Bab 5 : Fakta mengerikan

159 25 0
                                    

Anak panah itu jatuh ke lantai. Sasuke mengambilnya dan mematahkannya menjadi dua. Itu terbuat dari kayu yang tumpul. Seorang anak laki-laki dengan busur kecil di tangannya mendekat.

"Mengapa paman mematahkannya?" ujarnya marah.

"Inojin," Sasuke menatap anak itu tajam, "Minta maaf!" perintahnya.

"Untuk apa? Aku menyelamatkanmu dari ancaman orang asing," anak itu menatap tak suka pada Sakura.

Sakura menggerakkan tangannya yang sudah tak terasa sakit. Kemampuan regenerasinya bekerja. Setelah beberapa saat, bekasnya pasti akan menghilang.

"Apa begitu cara bicaramu pada orang yang lebih tua?" ujar Sasuke tenang. "Minta maaf atau aku akan melaporkanmu pada ayahmu," ancamnya.

"Baiklah. Maaf," anak laki-laki itu mengalah.

"Tak masalah," Sakura mengibaskan tangannya. Bekas lukanya telah benar-benar hilang. "Lihat, tak ada yang terluka."

Inojin mendekat, "Wow, bagaimana kau melakukannya? Jelas-jelas tadi aku melihatnya melepuh. Apa kau punya sihir?" tanyanya penasaran.

"Bisa dibilang begitu," Sakura berusaha menjawab dengan frasa yang tepat.

"Apa kau mau mengajariku?" Inojin menatapnya dengan wajah memohon.

"Ya, asal kau mau merahasiakannya."

"Tentu saja," Inojin menarik lengan Sakura, "Ayo mulai latihannya!" ajaknya. Sakura pasrah mengikuti tarikan anak itu. Saat ia melewati Sasuke, laki-laki itu menahan lengannya yang bebas.
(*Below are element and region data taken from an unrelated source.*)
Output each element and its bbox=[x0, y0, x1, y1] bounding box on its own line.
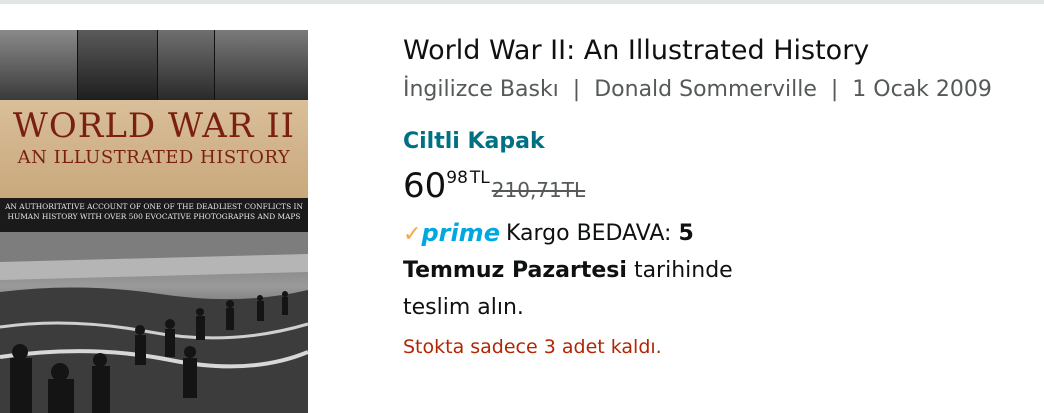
publication-date: 1 Ocak 2009 bbox=[852, 77, 992, 102]
product-title[interactable]: World War II: An Illustrated History bbox=[403, 34, 869, 68]
top-divider bbox=[0, 0, 1044, 4]
cover-photo bbox=[0, 232, 308, 413]
prime-logo-icon: ✓prime bbox=[403, 219, 500, 247]
price-whole: 60 bbox=[403, 166, 447, 206]
meta-separator: | bbox=[572, 77, 581, 102]
meta-separator: | bbox=[830, 77, 839, 102]
stock-warning: Stokta sadece 3 adet kaldı. bbox=[403, 336, 662, 358]
price-currency: TL bbox=[469, 168, 490, 188]
free-shipping-text: Kargo BEDAVA: bbox=[505, 221, 672, 246]
delivery-date: Temmuz Pazartesi bbox=[403, 258, 627, 283]
delivery-day-number: 5 bbox=[678, 221, 694, 246]
binding-format-link[interactable]: Ciltli Kapak bbox=[403, 128, 545, 156]
delivery-receive-text: teslim alın. bbox=[403, 295, 524, 320]
product-meta-line: İngilizce Baskı | Donald Sommerville | 1 Oca… bbox=[403, 76, 992, 104]
landing-scene-illustration bbox=[0, 232, 308, 413]
price-fraction: 98 bbox=[446, 168, 468, 188]
list-price-strikethrough: 210,71TL bbox=[491, 178, 586, 202]
cover-title: WORLD WAR II bbox=[12, 106, 296, 146]
book-cover-image[interactable]: WORLD WAR II AN ILLUSTRATED HISTORY An a… bbox=[0, 30, 308, 413]
delivery-date-line: Temmuz Pazartesi tarihinde bbox=[403, 256, 733, 286]
cover-subtitle: AN ILLUSTRATED HISTORY bbox=[17, 147, 291, 168]
cover-blurb: An authoritative account of one of the d… bbox=[0, 198, 308, 232]
prime-shipping-line: ✓prime Kargo BEDAVA: 5 bbox=[403, 218, 694, 250]
cover-photo-strip bbox=[0, 30, 308, 100]
author-name: Donald Sommerville bbox=[594, 77, 817, 102]
delivery-suffix: tarihinde bbox=[633, 258, 733, 283]
price-block: 6098 TL 210,71TL bbox=[403, 166, 585, 206]
cover-title-band: WORLD WAR II AN ILLUSTRATED HISTORY bbox=[0, 100, 308, 198]
edition-language: İngilizce Baskı bbox=[403, 77, 559, 102]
"Kami masih ada urusan penting," Sasuke berujar datar. "Pergilah, Inojin. Kurasa Ino menyiapkan kue untukmu di toko bunganya."

"Benarkah?" mata anak itu berbinar.

"Ya." Mendengar jawaban dari Sasuke, anak itu melepaskan tangannya dari Sakura dan langsung berlari pergi.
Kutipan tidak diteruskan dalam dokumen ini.